Someone very kindly sent me an advance copy of ‘A Life Too Short,’ which tells the story of German goalkeeper Robert Enke, who ended his own life after years of struggling with depression.

It is not out until the end of the month, so I won’t say too much, other than the fact that having started to read it on the flight out to Kosovo on Monday, I was really looking forward to a good long read on the Budapest-London leg of the flight home. It is a very sad story, and a very good book.

However, my chances of getting stuck in were somewhat limited by the fact that the man in the seat next to me greeted me with a very warm and friendly ‘hello Mr Campbell,’ and went on to devote the entire flight to fairly intense conversation. Being a lot more polite than you might imagine – well, some of the time – I only managed about ten pages of the book, did a bit of work on a speech I am making about mental health in Cambridge today, and chatted away.

My neighbour was a banker, but very interested in, and well informed about, politics, and by the end of the flight I felt I had been through a gentle but lengthy q and a session.
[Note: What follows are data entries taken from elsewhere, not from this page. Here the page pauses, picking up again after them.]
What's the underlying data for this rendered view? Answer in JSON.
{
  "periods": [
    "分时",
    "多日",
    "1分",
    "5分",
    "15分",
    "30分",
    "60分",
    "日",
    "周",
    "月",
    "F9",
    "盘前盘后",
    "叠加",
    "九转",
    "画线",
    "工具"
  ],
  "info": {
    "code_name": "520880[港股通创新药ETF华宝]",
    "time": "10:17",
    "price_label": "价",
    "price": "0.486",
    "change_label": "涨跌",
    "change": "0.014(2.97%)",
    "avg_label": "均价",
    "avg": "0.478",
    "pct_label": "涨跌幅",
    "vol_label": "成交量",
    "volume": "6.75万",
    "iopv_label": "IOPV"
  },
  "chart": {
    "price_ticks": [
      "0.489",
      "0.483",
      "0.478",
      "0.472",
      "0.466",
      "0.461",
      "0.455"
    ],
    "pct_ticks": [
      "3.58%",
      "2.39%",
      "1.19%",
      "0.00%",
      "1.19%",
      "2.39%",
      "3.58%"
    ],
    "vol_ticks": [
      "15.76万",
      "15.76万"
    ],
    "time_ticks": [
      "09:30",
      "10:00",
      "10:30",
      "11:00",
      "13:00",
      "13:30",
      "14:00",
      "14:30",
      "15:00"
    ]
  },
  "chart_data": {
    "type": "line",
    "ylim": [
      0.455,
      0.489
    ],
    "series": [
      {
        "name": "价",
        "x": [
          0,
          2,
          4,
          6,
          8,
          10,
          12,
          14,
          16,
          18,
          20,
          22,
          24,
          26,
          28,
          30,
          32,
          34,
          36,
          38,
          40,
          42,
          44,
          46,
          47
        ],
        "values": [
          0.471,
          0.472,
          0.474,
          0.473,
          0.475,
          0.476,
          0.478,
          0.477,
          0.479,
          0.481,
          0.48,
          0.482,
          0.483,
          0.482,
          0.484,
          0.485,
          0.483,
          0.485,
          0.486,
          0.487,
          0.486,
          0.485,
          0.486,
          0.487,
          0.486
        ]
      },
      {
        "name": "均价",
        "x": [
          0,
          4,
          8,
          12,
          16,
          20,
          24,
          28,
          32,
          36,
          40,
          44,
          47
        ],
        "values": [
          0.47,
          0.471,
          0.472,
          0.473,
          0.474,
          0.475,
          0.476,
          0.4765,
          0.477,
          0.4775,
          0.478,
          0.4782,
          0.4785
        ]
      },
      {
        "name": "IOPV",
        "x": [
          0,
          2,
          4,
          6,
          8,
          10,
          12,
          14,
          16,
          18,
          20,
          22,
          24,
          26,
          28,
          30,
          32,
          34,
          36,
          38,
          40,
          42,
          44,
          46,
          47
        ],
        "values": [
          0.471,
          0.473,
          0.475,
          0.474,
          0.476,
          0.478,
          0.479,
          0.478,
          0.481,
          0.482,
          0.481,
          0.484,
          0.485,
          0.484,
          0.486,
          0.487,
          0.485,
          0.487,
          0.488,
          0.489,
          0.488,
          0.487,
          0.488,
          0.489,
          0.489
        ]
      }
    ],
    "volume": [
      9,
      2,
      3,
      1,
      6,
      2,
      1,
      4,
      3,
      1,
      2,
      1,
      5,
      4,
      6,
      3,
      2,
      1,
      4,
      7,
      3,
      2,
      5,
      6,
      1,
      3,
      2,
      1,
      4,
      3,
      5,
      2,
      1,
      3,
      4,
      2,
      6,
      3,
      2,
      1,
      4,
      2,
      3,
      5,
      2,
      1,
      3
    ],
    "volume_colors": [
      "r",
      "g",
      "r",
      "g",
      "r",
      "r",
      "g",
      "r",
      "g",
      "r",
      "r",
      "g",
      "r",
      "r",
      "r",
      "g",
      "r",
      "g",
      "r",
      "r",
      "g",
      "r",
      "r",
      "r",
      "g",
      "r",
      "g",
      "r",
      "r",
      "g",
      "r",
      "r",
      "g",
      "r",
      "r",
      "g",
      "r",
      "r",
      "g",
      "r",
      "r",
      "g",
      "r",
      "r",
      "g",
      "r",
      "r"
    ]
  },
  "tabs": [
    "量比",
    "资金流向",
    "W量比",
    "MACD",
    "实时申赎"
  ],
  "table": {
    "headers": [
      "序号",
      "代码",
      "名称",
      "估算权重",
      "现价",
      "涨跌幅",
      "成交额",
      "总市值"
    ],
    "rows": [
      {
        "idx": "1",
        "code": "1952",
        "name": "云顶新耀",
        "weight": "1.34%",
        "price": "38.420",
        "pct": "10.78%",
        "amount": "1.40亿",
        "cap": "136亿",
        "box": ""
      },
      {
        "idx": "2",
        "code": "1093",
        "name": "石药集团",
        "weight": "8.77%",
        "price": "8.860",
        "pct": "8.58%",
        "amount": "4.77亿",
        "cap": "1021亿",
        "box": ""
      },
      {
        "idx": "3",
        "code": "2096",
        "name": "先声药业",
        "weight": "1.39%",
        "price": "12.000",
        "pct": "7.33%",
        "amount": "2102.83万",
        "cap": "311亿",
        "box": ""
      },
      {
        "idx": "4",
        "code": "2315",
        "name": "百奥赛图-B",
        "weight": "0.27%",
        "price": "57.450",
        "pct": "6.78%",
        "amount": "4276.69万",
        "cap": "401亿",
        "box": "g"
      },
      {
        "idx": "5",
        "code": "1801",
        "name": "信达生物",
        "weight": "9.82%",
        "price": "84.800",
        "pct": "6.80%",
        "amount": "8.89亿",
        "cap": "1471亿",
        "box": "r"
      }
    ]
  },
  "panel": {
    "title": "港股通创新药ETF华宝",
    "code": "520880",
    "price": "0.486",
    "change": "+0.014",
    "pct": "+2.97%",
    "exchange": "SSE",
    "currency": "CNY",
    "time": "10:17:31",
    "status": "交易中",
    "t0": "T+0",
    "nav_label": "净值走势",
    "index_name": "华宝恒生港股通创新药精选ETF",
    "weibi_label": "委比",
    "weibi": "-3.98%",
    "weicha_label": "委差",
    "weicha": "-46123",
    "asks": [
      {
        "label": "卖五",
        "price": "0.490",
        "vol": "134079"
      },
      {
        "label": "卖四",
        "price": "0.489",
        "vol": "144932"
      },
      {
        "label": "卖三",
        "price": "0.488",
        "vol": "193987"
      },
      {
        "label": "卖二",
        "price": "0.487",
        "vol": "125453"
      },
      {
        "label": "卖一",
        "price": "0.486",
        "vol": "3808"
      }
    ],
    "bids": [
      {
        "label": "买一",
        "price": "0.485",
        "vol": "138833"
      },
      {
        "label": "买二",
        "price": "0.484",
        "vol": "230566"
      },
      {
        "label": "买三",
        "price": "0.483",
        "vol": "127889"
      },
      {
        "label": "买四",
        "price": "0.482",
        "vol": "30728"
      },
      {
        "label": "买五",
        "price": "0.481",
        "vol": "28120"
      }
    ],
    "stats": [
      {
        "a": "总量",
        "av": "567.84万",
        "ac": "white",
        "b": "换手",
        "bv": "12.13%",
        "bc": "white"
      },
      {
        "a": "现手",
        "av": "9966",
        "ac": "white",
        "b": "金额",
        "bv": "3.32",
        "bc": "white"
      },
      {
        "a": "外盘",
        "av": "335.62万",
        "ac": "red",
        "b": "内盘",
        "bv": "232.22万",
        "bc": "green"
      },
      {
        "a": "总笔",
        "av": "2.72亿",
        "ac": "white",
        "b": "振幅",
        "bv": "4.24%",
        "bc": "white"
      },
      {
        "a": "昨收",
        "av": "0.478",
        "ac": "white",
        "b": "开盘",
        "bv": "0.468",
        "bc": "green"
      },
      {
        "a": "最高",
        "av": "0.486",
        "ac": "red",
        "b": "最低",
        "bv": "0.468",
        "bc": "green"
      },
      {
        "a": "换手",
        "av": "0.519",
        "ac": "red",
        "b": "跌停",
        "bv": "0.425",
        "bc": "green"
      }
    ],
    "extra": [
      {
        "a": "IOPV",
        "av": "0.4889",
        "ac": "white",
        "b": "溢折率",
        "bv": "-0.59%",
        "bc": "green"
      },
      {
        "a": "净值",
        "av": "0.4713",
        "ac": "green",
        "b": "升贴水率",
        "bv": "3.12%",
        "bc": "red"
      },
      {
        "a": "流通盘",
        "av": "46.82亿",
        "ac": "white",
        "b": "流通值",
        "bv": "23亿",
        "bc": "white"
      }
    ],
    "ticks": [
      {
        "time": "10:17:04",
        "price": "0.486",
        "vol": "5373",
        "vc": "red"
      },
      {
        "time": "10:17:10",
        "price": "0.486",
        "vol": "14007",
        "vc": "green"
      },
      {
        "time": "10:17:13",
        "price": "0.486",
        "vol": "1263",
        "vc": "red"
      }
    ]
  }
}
All the usual stuff – what was Gordon like, did I still see Tony, what was Bush like, will Obama win, will Sarkozy, were there any Tories I admired, low points, high points, what was I up to those days … ???

When we got onto me asking him questions, I learned he was a Tory voter, worked all over the world, had kids in very expensive schools (but his wife, a teacher, agreed with a lot of what my partner Fiona said about education), thought the economic situation was even worse than people were saying, there was going to be a Second GFC (global financial crisis) and GFC2 would be worse than GFC1.

He thought the euro would collapse, Europe would turn in on each other and before too long there would be a referendum on leaving the European Union. Big stuff. He thought the UK spending cuts were playing at the margins, and that far deeper austerity may be down the track. But he thought that David Cameron and George Osborne were out of their depth and didn’t understand the scale of the eurozone problem, or the impact it was going to have on the UK. He was not a fan of Ed Miliband or Ed Balls but said the claim that Osborne lacked a strategy for growth was spot on. Yesterday’s jobless figures, he believed, confirmed that.

So what should we be doing, I asked? ‘Fasten your seat belt,’ he said.

After a couple of hours of economic woe, returning to Robert Enke was something of a relief.